ASSEMBLY STATE GOVERNMENT COMMITTEE
STATEMENT TO
ASSEMBLY, No. 2624
with committee amendments
STATE OF NEW JERSEY
DATED: JANUARY 23, 1997
The Assembly State Government Committee reports favorably and with committee amendments Assembly, No. 2624.
Any municipality, county, authority created by one or more municipalities or counties, or the State may establish a deferred compensation plan for its employees. Employee contributions to a deferred compensation plan are considered assets of the employer. The purpose of this bill is to protect the interests of employees participating in such a plan and to conform State law with federal law regarding the management of assets and income under these plans. The bill provides that all assets and income of a deferred compensation plan shall be held in trust for the exclusive benefit of participating employees and their beneficiaries. It also specifies that contracts for local government deferred compensation plans shall be subject to the approval of the Director of the Division of Local Government Services in the Department of Community Affairs on the basis of restrictions, limitations and other conditions established by the director by rule or regulation, which restrictions, limitations or other conditions shall conform to the provisions of the federal Internal Revenue Code, as amended, that are applicable to the deferred compensation plan.
The State and local public employee deferred compensation plans are known as "§457" plans after the section of the Internal Revenue Code that makes contributions to such plans eligible for tax-deferred treatment. On August 20, 1996, the federal "Small Business Job Protection Act" became law. Section 1448 of the Act added a new subsection g. to §457, as follows:
(g) Governmental Plans Must Maintain Set-Asides for Exclusive Benefit of Participants.--
(1) In General.--A plan maintained by an eligible employer . . . shall not be treated as an eligible deferred compensation plan unless all assets and income of the plan described in subsection (b)(6) are held in trust for the exclusive benefit of participants and their beneficiaries.
. . .
(3) Custodial accounts and contracts.--For purposes of this subsection, custodial accounts and contracts . . . shall be treated as trusts under [applicable] rules [of the Internal Revenue Code].

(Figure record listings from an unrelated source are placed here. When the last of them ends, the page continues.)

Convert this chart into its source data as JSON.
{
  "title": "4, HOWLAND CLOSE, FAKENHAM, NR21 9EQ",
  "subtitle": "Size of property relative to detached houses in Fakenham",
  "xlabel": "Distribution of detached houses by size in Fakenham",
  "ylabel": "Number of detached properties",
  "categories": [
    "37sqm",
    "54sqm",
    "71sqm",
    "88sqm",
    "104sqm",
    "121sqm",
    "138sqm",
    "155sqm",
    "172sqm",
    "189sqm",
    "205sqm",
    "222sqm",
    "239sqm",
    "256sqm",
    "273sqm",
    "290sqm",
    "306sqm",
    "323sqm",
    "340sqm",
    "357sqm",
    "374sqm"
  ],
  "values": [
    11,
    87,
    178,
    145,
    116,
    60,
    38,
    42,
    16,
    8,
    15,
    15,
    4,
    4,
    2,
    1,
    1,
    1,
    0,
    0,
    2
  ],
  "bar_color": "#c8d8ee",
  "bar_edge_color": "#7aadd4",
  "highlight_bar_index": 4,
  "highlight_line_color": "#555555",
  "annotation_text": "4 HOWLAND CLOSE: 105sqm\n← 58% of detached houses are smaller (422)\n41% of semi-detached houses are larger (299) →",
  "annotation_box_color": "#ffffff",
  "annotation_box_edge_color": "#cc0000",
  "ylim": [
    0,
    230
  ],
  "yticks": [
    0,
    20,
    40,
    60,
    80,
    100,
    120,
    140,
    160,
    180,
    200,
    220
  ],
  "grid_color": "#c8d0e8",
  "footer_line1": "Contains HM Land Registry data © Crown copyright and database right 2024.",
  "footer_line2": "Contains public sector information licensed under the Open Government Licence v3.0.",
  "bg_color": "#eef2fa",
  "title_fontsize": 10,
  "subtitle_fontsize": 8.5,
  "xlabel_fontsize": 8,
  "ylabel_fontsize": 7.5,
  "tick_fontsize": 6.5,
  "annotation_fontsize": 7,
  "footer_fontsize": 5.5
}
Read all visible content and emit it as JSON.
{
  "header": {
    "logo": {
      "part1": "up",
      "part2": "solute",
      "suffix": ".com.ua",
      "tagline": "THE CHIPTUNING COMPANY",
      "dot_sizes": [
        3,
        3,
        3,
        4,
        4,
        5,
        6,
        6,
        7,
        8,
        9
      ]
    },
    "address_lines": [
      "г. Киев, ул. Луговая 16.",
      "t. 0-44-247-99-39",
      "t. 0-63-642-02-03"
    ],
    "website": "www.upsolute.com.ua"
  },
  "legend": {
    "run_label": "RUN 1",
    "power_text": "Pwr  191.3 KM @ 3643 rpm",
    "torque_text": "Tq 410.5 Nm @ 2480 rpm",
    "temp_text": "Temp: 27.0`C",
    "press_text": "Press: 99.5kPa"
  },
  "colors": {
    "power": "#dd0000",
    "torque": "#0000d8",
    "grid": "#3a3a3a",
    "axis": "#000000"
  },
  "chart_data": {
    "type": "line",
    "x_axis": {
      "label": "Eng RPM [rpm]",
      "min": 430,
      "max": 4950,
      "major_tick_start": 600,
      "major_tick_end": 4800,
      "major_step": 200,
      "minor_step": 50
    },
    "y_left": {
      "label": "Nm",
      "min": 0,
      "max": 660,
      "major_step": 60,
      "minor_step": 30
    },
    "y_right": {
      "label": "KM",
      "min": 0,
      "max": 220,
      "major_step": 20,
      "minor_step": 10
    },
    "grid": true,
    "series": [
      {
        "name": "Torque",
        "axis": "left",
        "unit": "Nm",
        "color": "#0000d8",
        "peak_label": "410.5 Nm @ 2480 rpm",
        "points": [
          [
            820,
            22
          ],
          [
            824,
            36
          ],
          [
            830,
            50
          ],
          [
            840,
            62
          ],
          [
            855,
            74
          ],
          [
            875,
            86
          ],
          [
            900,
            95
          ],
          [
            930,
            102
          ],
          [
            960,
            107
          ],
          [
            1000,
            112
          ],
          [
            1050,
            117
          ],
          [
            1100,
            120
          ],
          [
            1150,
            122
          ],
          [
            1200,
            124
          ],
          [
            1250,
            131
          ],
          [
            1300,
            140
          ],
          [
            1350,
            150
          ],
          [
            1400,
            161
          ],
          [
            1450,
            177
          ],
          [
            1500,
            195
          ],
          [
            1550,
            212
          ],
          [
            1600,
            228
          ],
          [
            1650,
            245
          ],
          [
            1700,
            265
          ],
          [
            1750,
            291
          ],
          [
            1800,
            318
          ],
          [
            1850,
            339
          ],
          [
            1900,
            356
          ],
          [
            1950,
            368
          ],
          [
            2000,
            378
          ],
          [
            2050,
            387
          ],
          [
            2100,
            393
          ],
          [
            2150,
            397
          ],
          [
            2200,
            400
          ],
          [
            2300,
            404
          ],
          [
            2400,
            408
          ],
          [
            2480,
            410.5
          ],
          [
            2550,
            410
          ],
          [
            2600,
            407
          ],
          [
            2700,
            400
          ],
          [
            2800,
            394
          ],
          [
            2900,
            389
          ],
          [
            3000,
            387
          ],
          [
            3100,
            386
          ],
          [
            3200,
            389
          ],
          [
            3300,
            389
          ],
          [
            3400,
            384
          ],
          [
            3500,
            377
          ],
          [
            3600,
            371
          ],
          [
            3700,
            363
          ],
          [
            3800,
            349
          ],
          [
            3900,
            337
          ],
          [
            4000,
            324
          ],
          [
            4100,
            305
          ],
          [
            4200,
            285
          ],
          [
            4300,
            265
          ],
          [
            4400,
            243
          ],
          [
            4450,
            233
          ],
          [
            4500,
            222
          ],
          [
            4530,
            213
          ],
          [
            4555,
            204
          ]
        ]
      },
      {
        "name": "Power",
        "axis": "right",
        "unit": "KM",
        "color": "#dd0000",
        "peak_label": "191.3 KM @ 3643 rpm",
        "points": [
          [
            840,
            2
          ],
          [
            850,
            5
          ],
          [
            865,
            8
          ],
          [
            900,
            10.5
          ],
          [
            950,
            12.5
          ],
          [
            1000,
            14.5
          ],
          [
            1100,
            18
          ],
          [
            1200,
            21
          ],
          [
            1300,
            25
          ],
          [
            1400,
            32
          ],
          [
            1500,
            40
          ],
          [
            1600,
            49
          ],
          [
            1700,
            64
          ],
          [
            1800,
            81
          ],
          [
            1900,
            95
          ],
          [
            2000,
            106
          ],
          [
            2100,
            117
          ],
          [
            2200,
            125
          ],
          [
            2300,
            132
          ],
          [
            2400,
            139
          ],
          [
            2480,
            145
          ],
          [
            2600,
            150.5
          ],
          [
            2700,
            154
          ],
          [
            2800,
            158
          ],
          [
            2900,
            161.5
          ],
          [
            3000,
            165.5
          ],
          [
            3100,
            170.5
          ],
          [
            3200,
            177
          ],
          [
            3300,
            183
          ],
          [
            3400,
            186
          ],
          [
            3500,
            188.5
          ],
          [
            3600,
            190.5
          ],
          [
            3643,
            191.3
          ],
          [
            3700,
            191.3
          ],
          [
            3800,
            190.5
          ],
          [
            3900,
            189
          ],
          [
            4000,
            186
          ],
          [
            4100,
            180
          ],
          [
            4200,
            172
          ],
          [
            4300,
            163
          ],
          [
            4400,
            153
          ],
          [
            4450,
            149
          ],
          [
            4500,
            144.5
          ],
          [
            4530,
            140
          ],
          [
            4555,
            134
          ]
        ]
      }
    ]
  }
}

House Conference Report No. 104-737 includes the following analysis of the provisions of section 1448:
Present law
Until deferrals under an unfunded deferred compensation plan of a State or local government or a tax-exempt organization (a "sec. 457 plan") are made available to a plan participant, the amounts deferred, all property and rights purchased with such amounts, and all income attributable to such amounts, property, or rights must remain solely the property and rights of the employer, subject only to the claims of the employer's general creditors.
House bill
Under the House bill, all amounts deferred under a section 457 plan maintained by a State and local governmental employer have to be held in trust (or custodial account or annuity contract) for the exclusive benefit of employees. The trust (or custodial account or annuity contract) is provided tax-exempt status. Amounts are not considered made available merely because they are held in a trust, custodial account, or annuity contract. . . .
COMMITTEE AMENDMENTS
The committee amended the bill to change references to the Internal Revenue Service in P.L.1977, c.381 to the Internal Revenue Code and to specify that contracts for local government deferred compensation plans shall be subject to the approval of the Director of the Division of Local Government Services in the Department of Community Affairs on the basis of restrictions, limitations and other conditions established by the director by rule or regulation, which restrictions, limitations or other conditions shall conform to the provisions of the federal Internal Revenue Code, as amended, that are applicable to the deferred compensation plan.